5 paragraphs, numerous articles linked for references, and some footnotes. Half about weight, half about shoulder.
Dan John has a famous quote, which he may have gotten from Dick Notmeyer: the goal is to make sure the goal remains the goal. I set myself a physical training goal this year, and it is gradually, glacially pushing other goals aside: put on 10lb of lean weight. My greatest failure these last few years has been squeezing goals like this in between scheduled kettlebell competitions. Unfortunately, none of my goals ever meet those deadlines. This year, the remainder of this year's goals are on indefinite hold behind #1.
First, I don't ever want to be feeble again. It gets hard to defeeble yourself after around age 30, even harder if you've been forcibly befeebled by injury or illness. In 2008, I lost 15lb in a week and took 5 months to put just 11lbs of it back on. Over these last two months, I'm a slightly fluffy 9lb bigger, doing weighted pullups and trail running twice a week to monitor the burden of the extra weight.

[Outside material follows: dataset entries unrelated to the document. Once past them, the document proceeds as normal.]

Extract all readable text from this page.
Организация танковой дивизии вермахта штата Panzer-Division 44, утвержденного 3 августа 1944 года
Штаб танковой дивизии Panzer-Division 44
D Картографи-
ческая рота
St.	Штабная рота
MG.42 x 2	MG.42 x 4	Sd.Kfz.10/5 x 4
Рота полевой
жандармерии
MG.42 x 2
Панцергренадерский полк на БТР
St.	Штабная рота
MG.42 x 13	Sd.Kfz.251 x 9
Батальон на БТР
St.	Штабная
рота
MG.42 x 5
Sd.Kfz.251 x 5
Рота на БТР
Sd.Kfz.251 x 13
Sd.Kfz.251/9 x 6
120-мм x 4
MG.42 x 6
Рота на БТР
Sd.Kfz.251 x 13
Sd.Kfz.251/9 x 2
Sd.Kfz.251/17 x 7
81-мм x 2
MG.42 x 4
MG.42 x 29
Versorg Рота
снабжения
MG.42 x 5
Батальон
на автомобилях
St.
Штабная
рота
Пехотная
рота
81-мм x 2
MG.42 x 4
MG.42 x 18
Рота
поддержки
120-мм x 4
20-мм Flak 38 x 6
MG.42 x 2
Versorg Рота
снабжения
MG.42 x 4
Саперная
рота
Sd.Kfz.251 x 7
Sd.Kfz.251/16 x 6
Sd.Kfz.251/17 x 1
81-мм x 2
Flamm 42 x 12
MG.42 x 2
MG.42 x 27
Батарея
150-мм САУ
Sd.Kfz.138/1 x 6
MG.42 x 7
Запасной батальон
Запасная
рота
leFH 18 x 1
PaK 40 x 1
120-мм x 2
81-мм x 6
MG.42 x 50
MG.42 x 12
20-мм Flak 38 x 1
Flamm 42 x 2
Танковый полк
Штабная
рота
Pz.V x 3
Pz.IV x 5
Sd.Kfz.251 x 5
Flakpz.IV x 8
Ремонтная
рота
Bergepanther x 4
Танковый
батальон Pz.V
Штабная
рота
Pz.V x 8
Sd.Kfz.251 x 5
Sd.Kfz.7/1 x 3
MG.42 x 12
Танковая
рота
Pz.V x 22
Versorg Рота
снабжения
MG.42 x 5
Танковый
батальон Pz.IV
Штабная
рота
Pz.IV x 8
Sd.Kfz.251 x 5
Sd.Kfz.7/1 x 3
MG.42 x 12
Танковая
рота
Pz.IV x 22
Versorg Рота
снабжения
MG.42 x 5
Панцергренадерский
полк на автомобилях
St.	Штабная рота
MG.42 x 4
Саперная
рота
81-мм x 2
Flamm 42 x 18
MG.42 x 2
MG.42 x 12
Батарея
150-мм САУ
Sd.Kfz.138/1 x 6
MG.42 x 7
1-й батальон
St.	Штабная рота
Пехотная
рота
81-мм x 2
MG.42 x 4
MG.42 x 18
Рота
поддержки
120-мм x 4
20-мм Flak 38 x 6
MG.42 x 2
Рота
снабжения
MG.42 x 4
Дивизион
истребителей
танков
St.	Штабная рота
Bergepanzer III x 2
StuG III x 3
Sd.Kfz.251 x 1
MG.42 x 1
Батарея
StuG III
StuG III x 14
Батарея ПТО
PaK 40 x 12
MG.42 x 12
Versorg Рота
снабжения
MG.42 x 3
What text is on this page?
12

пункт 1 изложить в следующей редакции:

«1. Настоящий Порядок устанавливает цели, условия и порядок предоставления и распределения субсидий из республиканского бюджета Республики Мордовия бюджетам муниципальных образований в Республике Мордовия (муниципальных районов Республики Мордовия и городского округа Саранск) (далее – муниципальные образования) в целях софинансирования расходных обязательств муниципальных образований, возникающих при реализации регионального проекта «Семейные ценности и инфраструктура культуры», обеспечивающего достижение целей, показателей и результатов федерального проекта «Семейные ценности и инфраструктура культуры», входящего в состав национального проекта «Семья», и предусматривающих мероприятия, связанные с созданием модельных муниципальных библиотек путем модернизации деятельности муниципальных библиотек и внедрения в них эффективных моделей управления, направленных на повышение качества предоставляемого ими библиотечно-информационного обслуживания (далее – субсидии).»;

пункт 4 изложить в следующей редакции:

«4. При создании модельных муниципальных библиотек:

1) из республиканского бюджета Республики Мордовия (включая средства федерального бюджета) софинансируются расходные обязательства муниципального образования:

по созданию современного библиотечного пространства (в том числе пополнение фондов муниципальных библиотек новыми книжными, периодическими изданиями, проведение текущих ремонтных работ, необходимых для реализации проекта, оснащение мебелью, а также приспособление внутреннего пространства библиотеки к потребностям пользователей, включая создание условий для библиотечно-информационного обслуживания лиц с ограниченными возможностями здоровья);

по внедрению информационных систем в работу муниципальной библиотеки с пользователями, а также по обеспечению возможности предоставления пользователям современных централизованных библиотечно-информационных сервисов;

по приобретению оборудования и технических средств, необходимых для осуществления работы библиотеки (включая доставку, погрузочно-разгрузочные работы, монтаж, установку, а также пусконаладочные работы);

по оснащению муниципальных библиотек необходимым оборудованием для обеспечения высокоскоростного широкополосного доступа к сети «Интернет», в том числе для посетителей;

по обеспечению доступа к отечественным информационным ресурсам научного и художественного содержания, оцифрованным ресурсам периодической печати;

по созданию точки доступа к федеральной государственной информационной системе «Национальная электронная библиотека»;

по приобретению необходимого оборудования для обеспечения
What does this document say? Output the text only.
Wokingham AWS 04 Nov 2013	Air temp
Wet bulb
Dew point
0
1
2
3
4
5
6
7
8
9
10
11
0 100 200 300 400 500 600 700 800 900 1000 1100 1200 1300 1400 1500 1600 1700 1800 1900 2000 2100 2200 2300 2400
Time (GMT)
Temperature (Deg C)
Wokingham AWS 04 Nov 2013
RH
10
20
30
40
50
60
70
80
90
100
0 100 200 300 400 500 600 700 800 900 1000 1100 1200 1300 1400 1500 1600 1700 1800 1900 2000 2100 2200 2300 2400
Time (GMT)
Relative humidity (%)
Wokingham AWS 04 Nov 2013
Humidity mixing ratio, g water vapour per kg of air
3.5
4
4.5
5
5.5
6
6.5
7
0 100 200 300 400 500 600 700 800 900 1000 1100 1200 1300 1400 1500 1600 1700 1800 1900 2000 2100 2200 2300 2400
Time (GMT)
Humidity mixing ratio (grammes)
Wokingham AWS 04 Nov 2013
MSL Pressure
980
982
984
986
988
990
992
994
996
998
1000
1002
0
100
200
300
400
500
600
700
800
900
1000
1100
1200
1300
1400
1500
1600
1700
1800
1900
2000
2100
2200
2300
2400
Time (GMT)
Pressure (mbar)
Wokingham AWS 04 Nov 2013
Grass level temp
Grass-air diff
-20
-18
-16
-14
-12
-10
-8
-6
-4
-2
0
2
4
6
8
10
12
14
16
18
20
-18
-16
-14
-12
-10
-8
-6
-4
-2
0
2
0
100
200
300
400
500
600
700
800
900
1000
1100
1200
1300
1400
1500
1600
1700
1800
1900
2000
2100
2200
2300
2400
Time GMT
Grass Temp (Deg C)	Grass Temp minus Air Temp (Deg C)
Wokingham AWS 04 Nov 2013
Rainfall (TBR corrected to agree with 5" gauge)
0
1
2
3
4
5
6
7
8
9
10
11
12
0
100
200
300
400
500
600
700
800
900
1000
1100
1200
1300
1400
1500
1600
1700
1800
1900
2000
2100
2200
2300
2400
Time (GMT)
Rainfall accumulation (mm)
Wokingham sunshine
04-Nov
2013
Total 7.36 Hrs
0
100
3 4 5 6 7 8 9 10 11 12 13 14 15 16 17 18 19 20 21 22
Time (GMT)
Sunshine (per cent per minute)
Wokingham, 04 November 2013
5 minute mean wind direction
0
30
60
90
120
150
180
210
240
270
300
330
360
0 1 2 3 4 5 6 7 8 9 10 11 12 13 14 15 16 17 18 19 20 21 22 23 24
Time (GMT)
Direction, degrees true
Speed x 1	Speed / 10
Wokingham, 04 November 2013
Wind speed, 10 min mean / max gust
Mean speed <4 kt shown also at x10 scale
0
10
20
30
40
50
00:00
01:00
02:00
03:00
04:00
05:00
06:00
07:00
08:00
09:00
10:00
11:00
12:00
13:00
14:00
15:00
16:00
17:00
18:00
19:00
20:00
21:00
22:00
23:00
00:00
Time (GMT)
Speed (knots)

I had to learn to tolerate the bodybuilding-ness of this goal because it serves a good purpose. This article discusses how muscle size is the only long-term factor we can change to make continued strength gains. (1) This Dan John article proposes that middle aged people need hypertrophy. Lastly, there was a peer-reviewed study by Brad Schoenfeld comparing the effects of training short, heavy sets versus longer, middleweight sets. The muscle growth observed was roughly equivalent in the two groups, but the middleweight group needed significantly less rest and recovery. (2) I wish this were more widely discussed, frankly. I should have stumbled across this years ago.
Second, the last few weeks of this training has isolated an old problem in my shoulder, one I've lifted "around" in a compensating way. Get this: it's easier for me to do 20 diamond pushups without pain than 20 regular pushups. (3) So, I give up; it's time to regress all the upper body work and address this. It may take months or a year to pick up where I left off, but I'll never get beyond where I left off if I don't address this. All I know is that I've 30 years of posturing around that shoulder and 100,000 reps of crooked kettlebell work that I have to defeeble.
So I'm testing a few weeks of self-guided rehab before engaging my doctor. My doc is very sports-minded, and we have a great working relationship. I just don't want to pay for PT unless I absolutely need help. This shoulder article by Dr David Ryan goes into great detail and gave me a few great movements to start with. This morning's session felt positively spastic, like trying to get a football jersey over a sweater. I am so asymmetrical. Mark Reifkind said once, "rehab is training". It's important to remember that. There's no shame in feeling better and moving better, even without a better bench press.
I'm also squatting. That's going great.
(1) Brief practice daily and long practice twice-weekly both add up to thousands of repetitions and neurological mastery in the long term. A person's bone length and tendon attachment points are not modifiable by exercise and only cause a fraction of the difference among humans that they do between humans and other species. Studies show that strength champions differ greatly from laymen in muscle belly size, and that is the only factor we can actually change.
(2) Read the fine article for more detail; it's legit. I don't need top-end strength for kettlebell sport. I also don't have a 4-post power cage to do top-end work safely, and I train alone in a backyard shed. I totally should be doing sets of 10, where I can see failure coming, instead of 1RM tests.
(3) Diamond = thumbs and optionally index fingers together, forming a diamond shape. DPUs move the load from pecs and delts to the triceps and are supposed to be harder. Ergo, I am stronger with my triceps than with my pecs and shoulders combined. My all-time best overhead press was 110lb, ugly, but I can do 20 bodyweight dips at 155lb.